Stents, Stents, Everywhere – Now Even in the BRAIN!

Richard C. Prielipp, MD, MBA, FCCM; Adnan I. Qureshi, MD; Steven J Haines, MD; Vallabh Janardhan, MD

Myocardial stents (both bare metal and drug-eluting varieties) are widely utilized to prevent restenosis following percutaneous transluminal coronary angioplasty (PTCA) and coronary intervention (PCI). Indeed, by 1999 myocardial stents were inserted in 4 of every 5 patients undergoing PCI.1 It now appears what is good for the heart may be good for the brain, too!

Atherosclerotic intracranial arterial stenosis is an important cause of stroke. The WASID (Warfarin Aspirin Symptomatic Intracranial Disease) trial, a double-blind, multicenter clinical trial, evaluated the benefits of best medical therapy (warfarin versus aspirin) in patients with symptomatic intracranial stenoses (50-99%). The primary end point was ischemic stroke, brain hemorrhage, or death from vascular causes other than stroke. During a mean follow-up period of 1.8 years (n=569), the primary end point occurred in 22.1% of the patients in the aspirin group and 21.8% of those in the warfarin group (hazard ratio, 1.04; 95% confidence interval, 0.73- 1.48; P=0.83).2

Because medical treatment of symptomatic intracranial stenosis carries a high risk of stroke, neuro-interventionalists (interventional neurologists, endovascular neurosurgeons, and interventional neuroradiologists) are finding increasing application for stents in cerebral vessels with symptomatic severe stenoses that are refractory to best medical therapy. The main goal of the angioplasty and stent placement is to improve blood flow. Some of these lesions may manifest symptoms only after they become extremely tight, and even relatively minor corrections in the degree of stenosis may improve symptoms and outcomes. Flow is proportional to the fourth power of the vessel’s radius. This means that the flow is approximately doubled when the radius is increased by 20% or the diameter by 10%, so that small increases in the luminal diameter may result in large increases in the flow.

Figure 2

Figure 2: These two figures demonstrate successful dilation of a >90% stenosis in the left middle cerebral artery of a 53-year-old woman who had been having multiple left hemispheric TIAs (mini-strokes) while on maximal medical therapy. After balloon angioplasty, a Wingspan™ stent (radiographic markers denote the proximal and distal boundaries) was inserted to optimize the vessel lumen. Figures 2A and 2B show the >90% stenosis in the proximal M1 segment of the left middle cerebral artery (white arrows). Figure 2A is in the anterior-posterior projection (front view), and Figure 2B is in the lateral projection (side view). Figures 2C and 2D show the balloon catheter and microwire across the stenotic lesion and how the vessels have improved in size post-angioplasty. Figures 2E and 2F show the final result post-balloon angioplasty and Wingspan stent placement with no residual stenosis in the left middle cerebral artery.

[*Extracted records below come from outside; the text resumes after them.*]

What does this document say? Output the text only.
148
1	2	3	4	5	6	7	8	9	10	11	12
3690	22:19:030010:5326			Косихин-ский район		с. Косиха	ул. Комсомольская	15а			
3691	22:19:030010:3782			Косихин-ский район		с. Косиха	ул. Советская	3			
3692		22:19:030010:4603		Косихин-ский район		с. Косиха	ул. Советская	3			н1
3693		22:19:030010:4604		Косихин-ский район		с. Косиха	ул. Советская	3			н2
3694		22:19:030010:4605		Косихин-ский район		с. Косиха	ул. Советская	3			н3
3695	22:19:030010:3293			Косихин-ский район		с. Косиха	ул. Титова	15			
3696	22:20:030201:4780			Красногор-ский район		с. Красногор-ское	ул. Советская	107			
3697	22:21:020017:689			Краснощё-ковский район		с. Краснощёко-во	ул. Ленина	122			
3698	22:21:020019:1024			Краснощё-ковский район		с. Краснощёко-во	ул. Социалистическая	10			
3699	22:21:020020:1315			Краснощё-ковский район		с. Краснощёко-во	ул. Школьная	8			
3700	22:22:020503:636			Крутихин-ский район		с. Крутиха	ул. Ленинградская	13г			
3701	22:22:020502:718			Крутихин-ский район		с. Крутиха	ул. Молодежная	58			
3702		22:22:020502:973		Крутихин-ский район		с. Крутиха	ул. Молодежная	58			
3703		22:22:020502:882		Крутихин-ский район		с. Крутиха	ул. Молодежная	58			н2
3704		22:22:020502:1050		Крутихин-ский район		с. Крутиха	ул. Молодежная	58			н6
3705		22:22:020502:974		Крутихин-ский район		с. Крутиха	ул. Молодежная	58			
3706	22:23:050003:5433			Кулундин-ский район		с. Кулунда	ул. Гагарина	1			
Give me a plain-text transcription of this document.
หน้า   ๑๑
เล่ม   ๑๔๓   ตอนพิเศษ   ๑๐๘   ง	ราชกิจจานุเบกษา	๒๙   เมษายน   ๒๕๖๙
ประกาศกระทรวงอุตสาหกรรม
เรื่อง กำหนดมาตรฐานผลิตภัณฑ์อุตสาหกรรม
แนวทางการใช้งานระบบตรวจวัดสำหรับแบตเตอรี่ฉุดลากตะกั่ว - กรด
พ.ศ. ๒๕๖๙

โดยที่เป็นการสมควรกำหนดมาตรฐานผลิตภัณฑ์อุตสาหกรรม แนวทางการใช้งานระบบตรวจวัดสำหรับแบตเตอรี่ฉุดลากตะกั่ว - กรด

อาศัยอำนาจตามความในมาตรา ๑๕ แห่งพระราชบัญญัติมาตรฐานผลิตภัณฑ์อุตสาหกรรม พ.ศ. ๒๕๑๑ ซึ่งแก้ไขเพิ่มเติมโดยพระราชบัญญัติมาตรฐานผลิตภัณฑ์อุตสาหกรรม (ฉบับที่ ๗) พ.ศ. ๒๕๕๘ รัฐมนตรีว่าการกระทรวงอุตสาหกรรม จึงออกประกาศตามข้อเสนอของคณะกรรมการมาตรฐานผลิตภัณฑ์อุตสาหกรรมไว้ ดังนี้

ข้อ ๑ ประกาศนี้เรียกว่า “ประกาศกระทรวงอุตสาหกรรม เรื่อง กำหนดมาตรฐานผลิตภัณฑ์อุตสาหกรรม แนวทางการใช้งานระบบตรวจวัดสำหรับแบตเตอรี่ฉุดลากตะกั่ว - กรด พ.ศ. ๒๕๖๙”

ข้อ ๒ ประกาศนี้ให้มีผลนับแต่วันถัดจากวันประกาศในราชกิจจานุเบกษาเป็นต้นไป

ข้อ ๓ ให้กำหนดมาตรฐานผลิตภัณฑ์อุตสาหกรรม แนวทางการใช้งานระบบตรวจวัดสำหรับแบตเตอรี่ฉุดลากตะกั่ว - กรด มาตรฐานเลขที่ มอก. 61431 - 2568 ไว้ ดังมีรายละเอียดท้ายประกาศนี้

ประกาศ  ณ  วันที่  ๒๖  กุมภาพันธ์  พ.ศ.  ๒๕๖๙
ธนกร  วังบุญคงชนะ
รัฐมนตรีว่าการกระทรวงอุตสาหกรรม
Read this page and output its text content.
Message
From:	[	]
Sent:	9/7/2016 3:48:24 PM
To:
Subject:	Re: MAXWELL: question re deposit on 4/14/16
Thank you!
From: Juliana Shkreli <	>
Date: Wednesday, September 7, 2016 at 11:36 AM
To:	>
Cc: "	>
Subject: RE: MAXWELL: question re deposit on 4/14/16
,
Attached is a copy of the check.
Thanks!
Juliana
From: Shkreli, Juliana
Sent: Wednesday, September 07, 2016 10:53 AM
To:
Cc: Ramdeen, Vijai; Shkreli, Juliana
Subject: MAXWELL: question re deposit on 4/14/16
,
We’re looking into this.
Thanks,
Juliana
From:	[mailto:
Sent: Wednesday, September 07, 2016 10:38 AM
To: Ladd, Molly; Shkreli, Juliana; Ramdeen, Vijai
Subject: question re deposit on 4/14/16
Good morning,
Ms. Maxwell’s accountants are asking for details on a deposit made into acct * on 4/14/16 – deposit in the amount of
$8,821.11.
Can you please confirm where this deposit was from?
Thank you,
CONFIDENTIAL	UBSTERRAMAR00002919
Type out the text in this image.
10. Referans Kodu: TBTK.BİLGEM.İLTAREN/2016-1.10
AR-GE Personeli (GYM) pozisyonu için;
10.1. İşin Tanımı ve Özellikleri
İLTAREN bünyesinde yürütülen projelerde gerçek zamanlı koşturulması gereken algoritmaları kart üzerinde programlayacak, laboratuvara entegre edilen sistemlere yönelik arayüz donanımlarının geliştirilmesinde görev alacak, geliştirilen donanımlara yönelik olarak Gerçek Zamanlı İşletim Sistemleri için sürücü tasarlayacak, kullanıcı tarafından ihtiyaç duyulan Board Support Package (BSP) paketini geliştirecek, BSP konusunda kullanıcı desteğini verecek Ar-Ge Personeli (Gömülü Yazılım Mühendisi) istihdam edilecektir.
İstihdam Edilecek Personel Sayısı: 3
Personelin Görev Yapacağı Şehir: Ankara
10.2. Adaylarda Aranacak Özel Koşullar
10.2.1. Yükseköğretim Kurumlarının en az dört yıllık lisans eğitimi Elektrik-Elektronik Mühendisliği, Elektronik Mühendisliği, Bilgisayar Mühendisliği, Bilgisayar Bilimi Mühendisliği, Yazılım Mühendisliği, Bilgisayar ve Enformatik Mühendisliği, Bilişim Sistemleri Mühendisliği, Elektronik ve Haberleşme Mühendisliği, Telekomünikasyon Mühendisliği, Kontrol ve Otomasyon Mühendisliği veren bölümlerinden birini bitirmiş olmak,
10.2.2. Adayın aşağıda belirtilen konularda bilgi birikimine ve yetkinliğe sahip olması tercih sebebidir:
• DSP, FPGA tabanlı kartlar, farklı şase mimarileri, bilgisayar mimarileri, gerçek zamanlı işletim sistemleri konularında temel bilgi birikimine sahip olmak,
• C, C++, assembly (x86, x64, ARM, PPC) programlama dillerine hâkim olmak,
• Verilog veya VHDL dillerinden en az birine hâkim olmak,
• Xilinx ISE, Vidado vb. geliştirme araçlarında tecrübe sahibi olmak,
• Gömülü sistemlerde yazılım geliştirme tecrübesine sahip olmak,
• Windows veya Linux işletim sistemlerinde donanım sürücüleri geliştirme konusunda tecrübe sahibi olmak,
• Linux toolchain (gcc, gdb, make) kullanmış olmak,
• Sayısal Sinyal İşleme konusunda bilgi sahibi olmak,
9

In summary, anesthesia providers should be aware of increasing insertion of metal stents throughout the circulation, including the cerebral circulation. Current trends suggest we will see increasing frequency of neuro-interventional procedures including intracranial angioplasty/stenting. The need for post-procedure antiplatelet therapy is significant, and will likely mirror that noted for myocardial bare metal stents.5,6

Richard C. Prielipp, MD, MBA, FCCM is the J.J. Buckley Professor and Chair of Anesthesiology; Adnan I. Qureshi, MD, is a Stroke and Interventional Neurologist and Professor of Neurology; Steven J Haines, MD, is a Professor of Neurosurgery; and Vallabh Janardhan, MD, is a Stroke and Interventional Neurologist and Assistant Professor of Neurology, Neurosurgery, and Radiology at the University of Minnesota in Minneapolis, MN.